A reader writes:
Another issue that is starting to arise outside of your writing is the future of food production. I would like you to consider how your view of future urban areas would interact with increasing commodity prices for basic food stuffs. Northern to central Virgina is an interesting case in point. There is a vibrant rural community, filled with local food-growing ex-urban dwellers. In the late 90’s up to this crash, they were competing with Mc-mansions for land. Can these extended regional urban/suburban/rural areas continue? Or will the increases in prices on food commodities further separate urban and rural as the need to increase productive yield becomes the only value of rural farm land?
I asked Betsy Donald, a geographer at Queens University who has done extensive research on the creative food economy, about this.

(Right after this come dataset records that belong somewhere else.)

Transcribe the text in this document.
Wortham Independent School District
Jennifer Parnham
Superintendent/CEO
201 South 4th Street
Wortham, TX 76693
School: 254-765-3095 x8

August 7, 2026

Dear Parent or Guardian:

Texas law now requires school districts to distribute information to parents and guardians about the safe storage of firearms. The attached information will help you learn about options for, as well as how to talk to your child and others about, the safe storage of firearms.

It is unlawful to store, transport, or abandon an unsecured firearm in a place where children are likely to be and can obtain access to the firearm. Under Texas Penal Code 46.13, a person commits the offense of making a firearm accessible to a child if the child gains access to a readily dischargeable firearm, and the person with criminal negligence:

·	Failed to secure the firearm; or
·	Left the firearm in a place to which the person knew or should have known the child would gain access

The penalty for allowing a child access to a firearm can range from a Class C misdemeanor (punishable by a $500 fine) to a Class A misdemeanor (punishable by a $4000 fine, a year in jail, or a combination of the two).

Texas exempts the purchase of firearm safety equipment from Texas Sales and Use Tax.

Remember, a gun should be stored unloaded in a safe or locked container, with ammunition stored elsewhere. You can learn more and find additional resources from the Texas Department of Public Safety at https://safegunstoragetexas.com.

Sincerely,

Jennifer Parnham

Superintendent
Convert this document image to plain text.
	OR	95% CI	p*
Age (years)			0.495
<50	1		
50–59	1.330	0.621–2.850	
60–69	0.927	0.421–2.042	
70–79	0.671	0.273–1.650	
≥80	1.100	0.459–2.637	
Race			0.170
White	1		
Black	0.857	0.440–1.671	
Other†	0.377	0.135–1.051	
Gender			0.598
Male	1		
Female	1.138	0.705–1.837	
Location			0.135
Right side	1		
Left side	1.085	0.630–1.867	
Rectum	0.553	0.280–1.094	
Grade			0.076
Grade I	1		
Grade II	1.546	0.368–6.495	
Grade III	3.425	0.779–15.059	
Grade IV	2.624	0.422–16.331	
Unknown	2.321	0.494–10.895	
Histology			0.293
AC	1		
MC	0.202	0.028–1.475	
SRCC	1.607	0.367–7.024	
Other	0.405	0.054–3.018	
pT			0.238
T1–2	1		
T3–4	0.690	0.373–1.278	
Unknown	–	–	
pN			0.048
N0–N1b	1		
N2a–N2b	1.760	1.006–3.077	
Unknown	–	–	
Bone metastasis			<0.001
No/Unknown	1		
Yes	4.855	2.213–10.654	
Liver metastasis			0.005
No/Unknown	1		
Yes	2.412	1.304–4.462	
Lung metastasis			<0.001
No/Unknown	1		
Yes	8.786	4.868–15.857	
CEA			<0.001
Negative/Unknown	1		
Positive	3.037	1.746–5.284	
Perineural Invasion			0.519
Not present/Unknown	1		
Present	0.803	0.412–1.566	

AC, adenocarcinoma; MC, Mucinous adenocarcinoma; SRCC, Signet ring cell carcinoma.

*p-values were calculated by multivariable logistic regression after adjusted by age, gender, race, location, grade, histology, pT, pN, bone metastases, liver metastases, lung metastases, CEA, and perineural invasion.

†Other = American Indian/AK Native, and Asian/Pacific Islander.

The creative food economy has profound implications for sustainable economic development because place and providence become central to quality food making, marketing and lifestyle. Food, unlike any other commodity on the planet, is intimate: we eat it and therefore how we eat it has implications for a host of policy related issues around job creation, health, hunger, ecosystem protection, carbon footprint, labor practices, cultural awareness and diversity.
There is a huge movement toward preserving prime farmland on the urban fringes through efforts to resolarize the farm, but also a budding trend toward urban gardening. Recall during World War II that 40 percent of produce consumed in America came from private “Victory Gardens.” Now these urban gardens are making a comeback – with more attention paid to organic and diverse food production (think Michelle Obama’s White House Garden) and San Francisco’s recent veggie planting on the grounds of City Hall. In Seattle, a local program offering public gardening plots has 6,000 plots assigned and a waiting list of 700 people - an aspect of the food economy that integrates local, organic and ethnic food production.
Some of this creative food production draws on more traditional farming practices, but much of it also challenges it by calling for more sustainable forms of food production that reduces the need for both fertilizers and pesticides and cleverly used polycultures to produce large amounts of food from little more than soil, water and sunlight (as is going on in Argentina and Brazil). It calls for a more holistic vision of the food economy that views food as a prism through which we can explore the scope and complexity of many of our most pressing economic, social and ecological issues.
She’s on to something. The demand for higher-quality food – both from individual consumers and from restaurants – is already leading to a tighter, more organic, higher-quality food supply chain. Adding creativity, so to speak, to food production will increase its value; we’ll pay more for it, and that will make this kind of food production economically more viable. Who knows? Perhaps the economics will someday enable the remaking and reuse of declining ex-urbs as centers of more vital, higher-end, creative farming communities.